Ad Alessio rimane la consapevolezza di non avere niente da offrire a ognuna delle sue donne. Ogni momento di tenerezza, ogni contatto tra corpi, ogni dolcezza sussurrata nella penombra di una stanza vuota conferma ciò che l’uomo conosce fin dalla più tenera età e si illude di non sapere: si vive insieme, si muore soli. Per Luigi Alessio questa macabra ed essenziale verità si traveste di fugaci illusioni nel corso dell’esistenza. Illusioni che immediatamente evaporano alla luce del giorno, come i pochi quattrini che racimola con le collaborazioni editoriali e con le elemosine quotidiane.
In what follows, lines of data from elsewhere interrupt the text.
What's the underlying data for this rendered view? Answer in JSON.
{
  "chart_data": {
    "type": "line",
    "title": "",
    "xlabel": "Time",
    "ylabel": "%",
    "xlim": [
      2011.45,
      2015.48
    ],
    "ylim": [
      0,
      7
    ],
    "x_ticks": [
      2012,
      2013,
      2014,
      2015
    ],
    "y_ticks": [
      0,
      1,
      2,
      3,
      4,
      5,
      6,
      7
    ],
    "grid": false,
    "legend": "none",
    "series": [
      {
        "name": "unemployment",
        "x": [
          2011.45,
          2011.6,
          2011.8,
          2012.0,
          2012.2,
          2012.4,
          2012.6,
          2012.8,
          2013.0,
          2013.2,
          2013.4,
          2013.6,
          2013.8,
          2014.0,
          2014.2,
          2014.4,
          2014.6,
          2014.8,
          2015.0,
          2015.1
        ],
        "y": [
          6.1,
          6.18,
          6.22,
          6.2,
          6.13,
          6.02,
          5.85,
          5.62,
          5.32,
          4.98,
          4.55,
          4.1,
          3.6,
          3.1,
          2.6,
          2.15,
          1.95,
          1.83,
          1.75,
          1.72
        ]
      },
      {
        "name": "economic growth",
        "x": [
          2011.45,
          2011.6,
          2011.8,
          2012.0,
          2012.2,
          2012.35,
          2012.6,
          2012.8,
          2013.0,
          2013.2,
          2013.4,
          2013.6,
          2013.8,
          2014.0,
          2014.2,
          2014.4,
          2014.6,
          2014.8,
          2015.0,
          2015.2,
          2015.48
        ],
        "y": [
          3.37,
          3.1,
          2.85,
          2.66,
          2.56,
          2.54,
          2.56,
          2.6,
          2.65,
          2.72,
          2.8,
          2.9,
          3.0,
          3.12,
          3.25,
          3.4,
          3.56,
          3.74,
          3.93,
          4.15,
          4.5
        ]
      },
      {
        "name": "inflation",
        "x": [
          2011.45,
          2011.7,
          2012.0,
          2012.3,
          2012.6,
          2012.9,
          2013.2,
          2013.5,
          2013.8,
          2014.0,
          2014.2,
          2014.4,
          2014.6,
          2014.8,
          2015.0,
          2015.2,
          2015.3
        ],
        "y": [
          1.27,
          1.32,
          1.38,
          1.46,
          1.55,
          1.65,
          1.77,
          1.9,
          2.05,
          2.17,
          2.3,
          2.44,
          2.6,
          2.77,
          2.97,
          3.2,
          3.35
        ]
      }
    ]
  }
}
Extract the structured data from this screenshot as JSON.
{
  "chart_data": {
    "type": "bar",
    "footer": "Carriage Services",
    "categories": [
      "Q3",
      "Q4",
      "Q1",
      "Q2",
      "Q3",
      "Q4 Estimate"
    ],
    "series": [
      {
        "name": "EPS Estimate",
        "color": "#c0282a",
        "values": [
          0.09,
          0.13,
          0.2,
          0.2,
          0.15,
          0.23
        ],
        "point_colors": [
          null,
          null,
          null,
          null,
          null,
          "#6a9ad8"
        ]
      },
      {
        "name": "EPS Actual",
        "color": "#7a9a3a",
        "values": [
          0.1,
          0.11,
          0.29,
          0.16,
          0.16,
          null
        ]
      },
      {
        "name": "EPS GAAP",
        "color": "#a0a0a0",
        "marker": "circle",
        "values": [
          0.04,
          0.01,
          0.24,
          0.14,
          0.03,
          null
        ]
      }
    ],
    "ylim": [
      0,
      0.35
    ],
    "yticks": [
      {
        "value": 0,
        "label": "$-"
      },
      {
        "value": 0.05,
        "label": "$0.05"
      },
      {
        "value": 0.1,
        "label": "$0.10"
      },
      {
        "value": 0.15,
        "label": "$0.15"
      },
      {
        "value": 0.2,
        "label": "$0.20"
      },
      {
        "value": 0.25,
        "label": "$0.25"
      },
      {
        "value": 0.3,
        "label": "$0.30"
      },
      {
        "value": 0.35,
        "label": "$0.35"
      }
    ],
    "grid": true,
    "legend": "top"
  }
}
Il tempo di un pernod, di una bistecca, e tutto ritorna come prima: le giornate a camminare col pilota automatico, la testa bassa, i pensieri annidati nella trincea dei sensi di colpa e le domande immense a scandire il rintocco dei secondi. L’unica donna fedele è Madame Miseria, che costringe a fare i conti con l’essenziale: un pasto, un tetto, un sorriso. Esigenze-base per non sprofondare nella follia, nella depressione o nel suicidio. In Alessio, quando una o addirittura tutte e tre le necessità vengono a mancare in contemporanea per un tempo prolungato, ecco che la corazza si scheggia, il serpente soffre ma cambia pelle, sorge una nuova consapevolezza nell’uomo orfano di patria e d’amore. L’assenza cagiona il riempimento. La brocca vuota si colma di fede, di ardore, di volontà. Il pendolo oscilla vertiginosamente da una parte e dall’altra, a bruschi strappi, a salti improvvisi, stordendo con i continui rintocchi le invisibili inversioni di marcia.
Una linea narrativa, quella dell’autore, che testimonia la propria personalissima recita sul palcoscenico della vita, inserita fra il primissimo In grigio e nero e il conclusivo Anime di esiliati.
La differenza sostanziale con gli altri due romanzi della trilogia autobiografica sta nelle tonalità e nelle sfumature della narrazione. Qui il gioco si fa meno brutale, meno cinico, meno agguerrito. Vi è una maggiore coscienza dell’ironia del destino, un tono più distaccato e quindi più felice, meno tetro e rancoroso, spesso tendente al picaresco. Lo dimostrano l’incipit e l’explicit del romanzo: un’orgia in apertura e un’altra in chiusura, a testimonianza della verve goliardica che impera sulle altre atmosfere – più rarefatte e meno incisive – del testo. In sostanza, una rapida carrellata di nottate ubriache, compagnie irrefrenabili, amicizie indistruttibili, peripezie amorose e sorprese inaspettate…
La leggerezza del testo (poco più di cento pagine) è indice della volontà dell’autore, non tanto smanioso di narrarci le conquiste o i drammi personali, quanto di rendere omaggio a quell’irripetibile e maledettissima stagione che fu l’ultima bohéme.